Conhecendo o Berço da Humanindade

Eu caminhando em direção a construção principal do santuário.
 
Estive recentemente no que se conhece como o Berço da Humanidade, o sítio paleontológico localizado cerca de 50 km a noroeste de Joanesburgo, na África do Sul e a experiência, é claro, me comoveu, desestabilizou certezas e me ofereceu uma espécie de contacto íntimo com o tempo profundo.

Esse território compreende uma vasta área (cerca de 47.000 hectares) que reúne cavernas calcárias, galerias subterrâneas e depósitos fossilíferos. Entre os sítios mais célebres está Sterkfontein, onde foram encontrados fósseis de Australopithecus Africanus (como o célebre “Mrs. Ples”) datados de cerca de 2,3 milhões de anos. Também dentro do complexo está o sítio de Malapa, onde se descobriu Australopithecus Sediba, considerado um possível elo de transição entre australopitecinos e formas posteriores de Homo. Juntos, esses locais compõem o conjunto seriado dos Sítios Fósseis Hominídeos da África do Sul, reconhecido pela UNESCO como Patrimônio Mundial. 

Ali o presente parece suspenso: caminhar sobre rochas milenares, ver o interior de cavernas que guardararam ossadas que reescrevem nossa origem, tudo isso provoca uma espécie de assombro epistêmico. Há duas dimensões que, como psicólogo social e psicanalista, me atravessam nessa vivência:

1. A experiência do tempo e da alteridade radical

Frequentemente, em nosso cotidiano, vivemos comprimidos entre passado recente e futuro imediato: dores pessoais, tensões sociais, urgências da vida. Contudo, ao me deparar com os vestígios de hominídeos que viveram há milhões de anos, sou impelido a reconhecer uma alteridade radical: um outro humano (ou coisa parecida) cuja vida se perdeu no que chamamos de pre-história. Essa alteridade não é exotismo: é a raiz de nossa própria condição.

Em termos clínicos e sociais, isso promove um deslocamento do centro. Porque, ao reconhecer que somos herdeiros de uma genealogia que ultrapassa a narrativa familiar ou cultural imediata, somos convocados a cultivar uma humildade profunda diante da densidade temporal que nos contém. Em sessões, posso trazer esse gesto simbólico para o trabalho com a noção de “ancestralidade psíquica”: aquilo em mim que é mais antigo, mais subterrâneo, mais silencioso e, muitas vezes, mais resistente à linguagem.

Eu, dentro do museu, junto a um pôster que destaca a capa da revista National Geographic, que destaca a descoberta do sítio arqueológico. (Eu cheguei a ter essa revista em casa!)

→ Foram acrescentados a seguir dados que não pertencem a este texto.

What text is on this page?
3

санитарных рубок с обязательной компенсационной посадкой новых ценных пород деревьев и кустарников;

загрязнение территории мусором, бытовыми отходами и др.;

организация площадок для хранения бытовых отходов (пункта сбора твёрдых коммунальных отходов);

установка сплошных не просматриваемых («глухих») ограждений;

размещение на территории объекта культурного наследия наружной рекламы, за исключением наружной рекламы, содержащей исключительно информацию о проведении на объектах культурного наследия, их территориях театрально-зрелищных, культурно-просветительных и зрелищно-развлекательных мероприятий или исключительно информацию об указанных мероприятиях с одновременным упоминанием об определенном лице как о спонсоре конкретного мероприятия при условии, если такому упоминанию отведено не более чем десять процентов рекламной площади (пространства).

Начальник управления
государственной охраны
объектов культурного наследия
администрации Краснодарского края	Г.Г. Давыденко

Esse encontro também me recorda de que o sujeito, mesmo o indivíduo socializado no mundo moderno, não é apenas produto das pressões históricas recentes, mas portador de traços de uma matriz humana muito mais vasta. Isso reforça para mim a importância de acolher, no campo da clínica e da intervenção social, os silêncios, os traumas inscritos no corpo e no inconsciente que se fazem eco dessas camadas profundas.

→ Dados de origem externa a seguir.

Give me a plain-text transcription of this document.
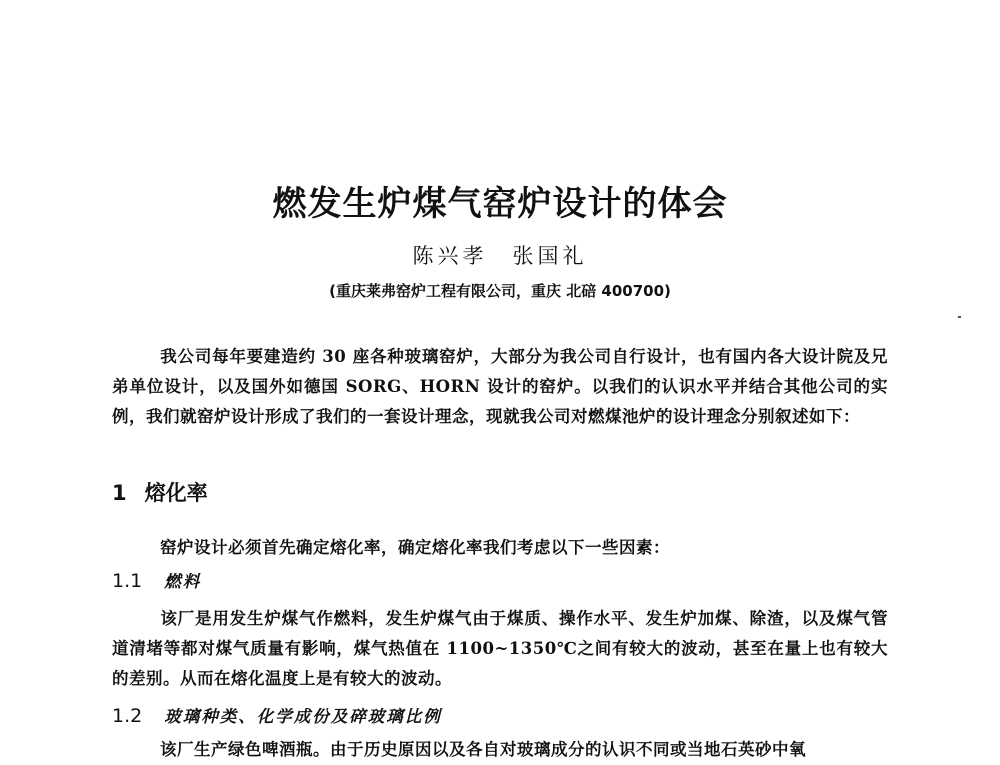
燃发生炉煤气窑炉设计的体会
陈兴孝　张国礼
(重庆莱弗窑炉工程有限公司，重庆 北碚 400700)
我公司每年要建造约 30 座各种玻璃窑炉，大部分为我公司自行设计，也有国内各大设计院及兄弟单位设计，以及国外如德国 SORG、HORN 设计的窑炉。以我们的认识水平并结合其他公司的实例，我们就窑炉设计形成了我们的一套设计理念，现就我公司对燃煤池炉的设计理念分别叙述如下：
1 熔化率
窑炉设计必须首先确定熔化率，确定熔化率我们考虑以下一些因素：
1.1 燃料
该厂是用发生炉煤气作燃料，发生炉煤气由于煤质、操作水平、发生炉加煤、除渣，以及煤气管道清堵等都对煤气质量有影响，煤气热值在 1100~1350℃之间有较大的波动，甚至在量上也有较大的差别。从而在熔化温度上是有较大的波动。
1.2 玻璃种类、化学成份及碎玻璃比例
该厂生产绿色啤酒瓶。由于历史原因以及各自对玻璃成分的认识不同或当地石英砂中氧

2. Implicações para o trabalho social e clínico: responsabilidade e solidariedade

Estar fisicamente em um sítio como o Berço da Humanidade contém uma lição ética: somos continuadores, não autores absolutos. E isso implica responsabilidade não apenas em relação às gerações que virão, mas às urgências sociais de nosso tempo. A noção de que houve contextos de mortificação, de desaparecimento, de catástrofes ambientais nos “tempos muito antigos” convida a olhar para a atualidade com mais seriedade: desigualdade, degradação, desrespeito à diferença são perversões modernas, mas não fundadas fora da longa história humana.

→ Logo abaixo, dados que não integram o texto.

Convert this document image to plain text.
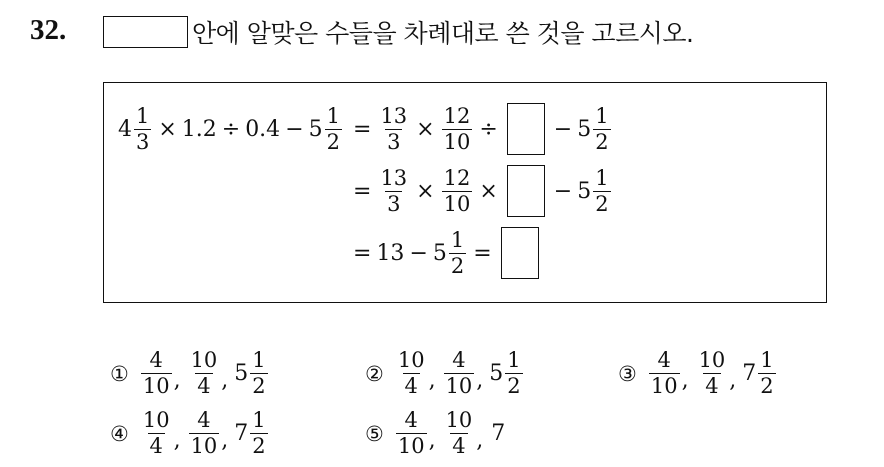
32.	안에 알맞은 수들을 차례대로 쓴 것을 고르시오.
$4 \frac{1}{3} \times 1.2 \div 0.4 - 5 \frac{1}{2} = \frac{13}{3} \times \frac{12}{10}$ ÷	− $5 \frac{1}{2}$
= $\frac{13}{3} \times \frac{12}{10}$ ×	− $5 \frac{1}{2}$
= $13 - 5 \frac{1}{2}$ =
① $\frac{4}{10}$ , $\frac{10}{4}$ , $5 \frac{1}{2}$	② $\frac{10}{4}$ , $\frac{4}{10}$ , $5 \frac{1}{2}$	③ $\frac{4}{10}$ , $\frac{10}{4}$ , $7 \frac{1}{2}$
④ $\frac{10}{4}$ , $\frac{4}{10}$ , $7 \frac{1}{2}$	⑤ $\frac{4}{10}$ , $\frac{10}{4}$ , 7
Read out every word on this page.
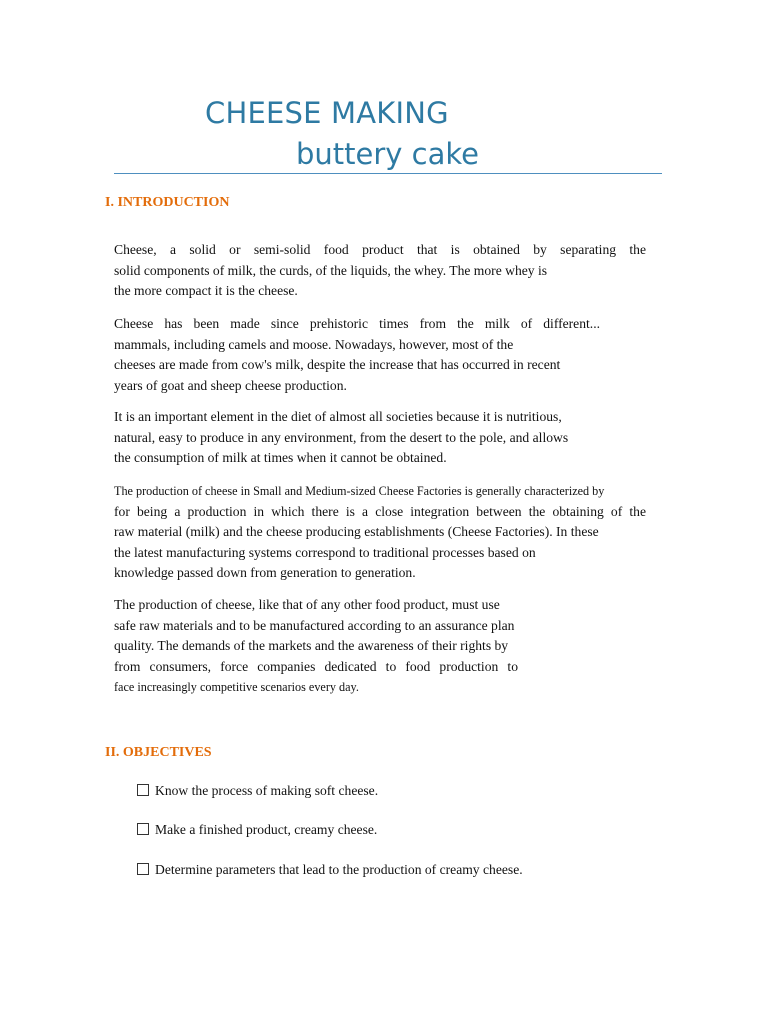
CHEESE MAKING
buttery cake
I. INTRODUCTION
Cheese, a solid or semi-solid food product that is obtained by separating the
solid components of milk, the curds, of the liquids, the whey. The more whey is
the more compact it is the cheese.
Cheese has been made since prehistoric times from the milk of different...
mammals, including camels and moose. Nowadays, however, most of the
cheeses are made from cow's milk, despite the increase that has occurred in recent
years of goat and sheep cheese production.
It is an important element in the diet of almost all societies because it is nutritious,
natural, easy to produce in any environment, from the desert to the pole, and allows
the consumption of milk at times when it cannot be obtained.
The production of cheese in Small and Medium-sized Cheese Factories is generally characterized by
for being a production in which there is a close integration between the obtaining of the
raw material (milk) and the cheese producing establishments (Cheese Factories). In these
the latest manufacturing systems correspond to traditional processes based on
knowledge passed down from generation to generation.
The production of cheese, like that of any other food product, must use
safe raw materials and to be manufactured according to an assurance plan
quality. The demands of the markets and the awareness of their rights by
from consumers, force companies dedicated to food production to
face increasingly competitive scenarios every day.
II. OBJECTIVES
Know the process of making soft cheese.
Make a finished product, creamy cheese.
Determine parameters that lead to the production of creamy cheese.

No plano prático da psicologia social, esse senso de continuidade histórica pode ampliar minha escuta das comunidades, não como meros conjuntos de demandas, mas como sujeitos que carregam memórias (visíveis e invisíveis) que ultrapassam sua geração. Ajuda-me a deslocar o foco da intervenção de políticas puramente pragmáticas para uma abordagem que articule memória, dignidade e reparação simbólica.

Na clínica psicanalítica, essa experiência fortalece o gesto de não prescindir do silêncio e da “precipitação do inconsciente”, aquilo que está muito antes da narrativa consciente porque, ao final, o humano é aquilo que emerge (e desaparece) entre o consciente e o abismo do tempo. E é nesse limiar que se joga grande parte do trabalho analítico: acolher, com ética e generosidade, o inconsciente “ancestral” do sujeito.